The exciton Stark shift and polarization in hemispherical quantum dots (HQDs) each as a function of strength and orientation of applied electric field are theoretically investigated by an exact diagonalization method. A highly anisotropic Stark redshift of exciton energy is found. As the electric field is rotated from Voigt to Faraday geometry, the redshift of exciton energy monotonically decreases. This is because the asymmetric geometric shape of the hemispherical quantum dot restrains the displacement of the wave function to the higher orbital state in response to electric field along Faraday geometry.
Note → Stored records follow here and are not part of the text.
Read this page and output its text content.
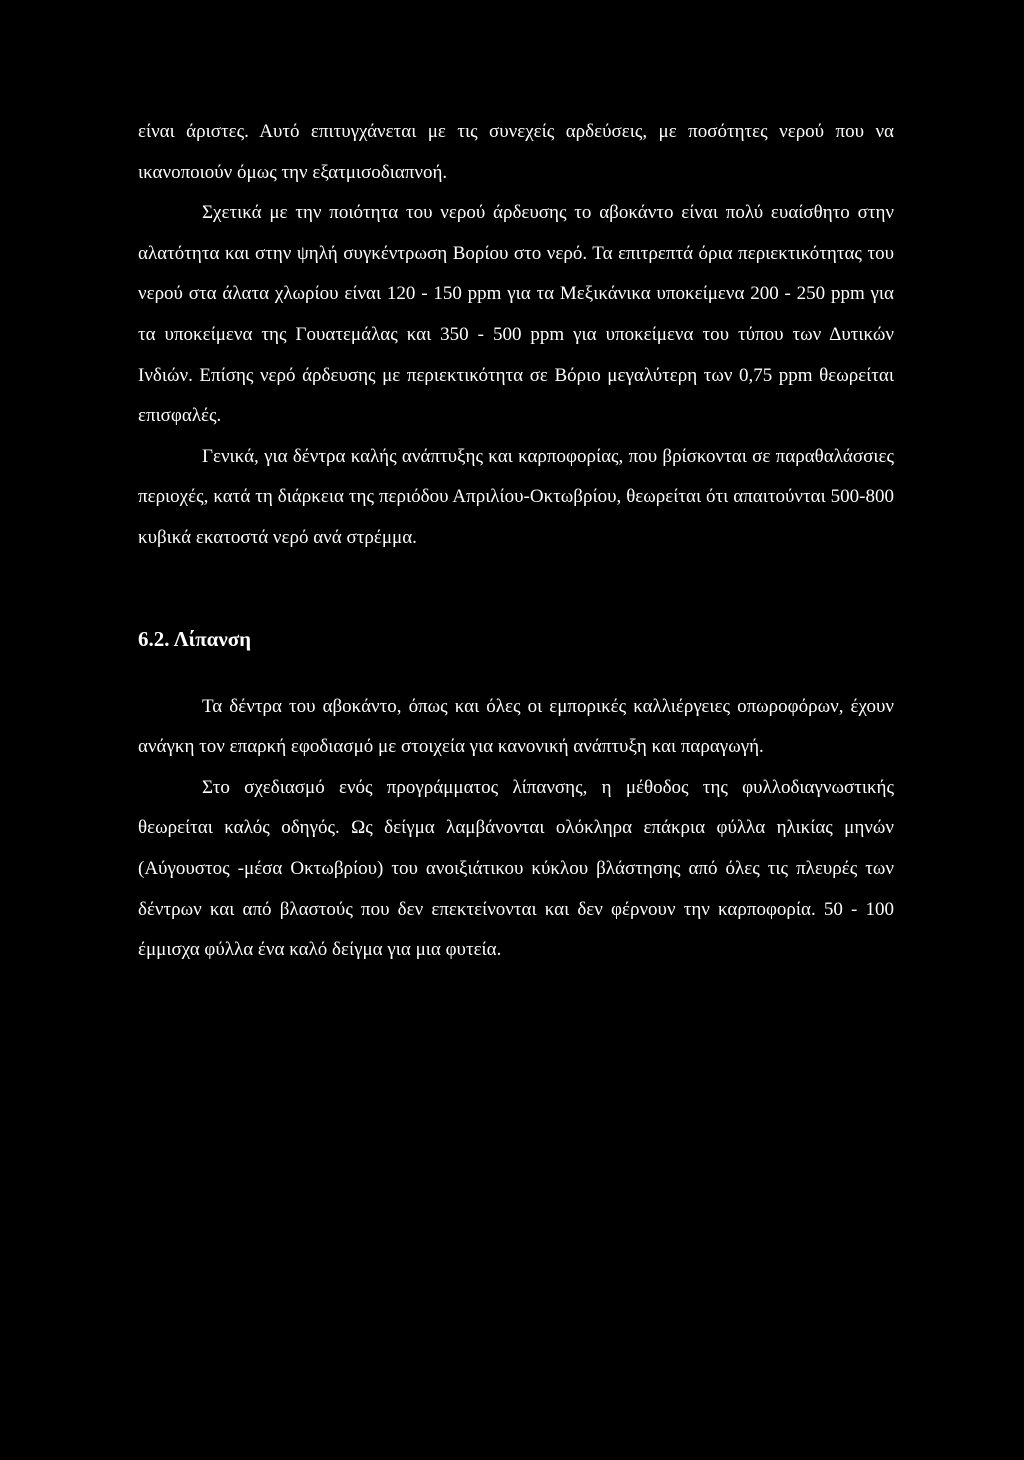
είναι άριστες. Αυτό επιτυγχάνεται με τις συνεχείς αρδεύσεις, με ποσότητες νερού που να ικανοποιούν όμως την εξατμισοδιαπνοή.

Σχετικά με την ποιότητα του νερού άρδευσης το αβοκάντο είναι πολύ ευαίσθητο στην αλατότητα και στην ψηλή συγκέντρωση Βορίου στο νερό. Τα επιτρεπτά όρια περιεκτικότητας του νερού στα άλατα χλωρίου είναι 120 - 150 ppm για τα Μεξικάνικα υποκείμενα 200 - 250 ppm για τα υποκείμενα της Γουατεμάλας και 350 - 500 ppm για υποκείμενα του τύπου των Δυτικών Ινδιών. Επίσης νερό άρδευσης με περιεκτικότητα σε Βόριο μεγαλύτερη των 0,75 ppm θεωρείται επισφαλές.

Γενικά, για δέντρα καλής ανάπτυξης και καρποφορίας, που βρίσκονται σε παραθαλάσσιες περιοχές, κατά τη διάρκεια της περιόδου Απριλίου-Οκτωβρίου, θεωρείται ότι απαιτούνται 500-800 κυβικά εκατοστά νερό ανά στρέμμα.

6.2. Λίπανση

Τα δέντρα του αβοκάντο, όπως και όλες οι εμπορικές καλλιέργειες οπωροφόρων, έχουν ανάγκη τον επαρκή εφοδιασμό με στοιχεία για κανονική ανάπτυξη και παραγωγή.

Στο σχεδιασμό ενός προγράμματος λίπανσης, η μέθοδος της φυλλοδιαγνωστικής θεωρείται καλός οδηγός. Ως δείγμα λαμβάνονται ολόκληρα επάκρια φύλλα ηλικίας μηνών (Αύγουστος -μέσα Οκτωβρίου) του ανοιξιάτικου κύκλου βλάστησης από όλες τις πλευρές των δέντρων και από βλαστούς που δεν επεκτείνονται και δεν φέρνουν την καρποφορία. 50 - 100 έμμισχα φύλλα ένα καλό δείγμα για μια φυτεία.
A redshift of hole energy is found all the time while a transition of electron energy from this redshift to a blueshift is found as the field is rotated from Voigt to Faraday geometry. Taking advantage of the diminishing of Stark effect along Faraday geometry, the hemispherical shapes can be used to improve significantly the radiative recombination efficiency of the polar optoelectronic devices if the strong internal polarized electric field is along Faraday geometry.

半球形量子点 (HQD) 中的激子斯塔克位移和极化分别作为所施加电场的强度和方向的函数，通过精确对角化方法在理论上进行了研究。发现了激子能量的高度各向异性斯塔克红移。随着电场从福伊特几何旋转到法拉第几何，激子能量的红移单调减少。这是因为半球形量子点的不对称几何形状限制了波函数响应于沿法拉第几何形状的电场而向更高轨道状态的位移。始终发现空穴能量的红移，而当场从福伊特几何旋转到法拉第几何时，发现电子能量从这种红移到蓝移的转变。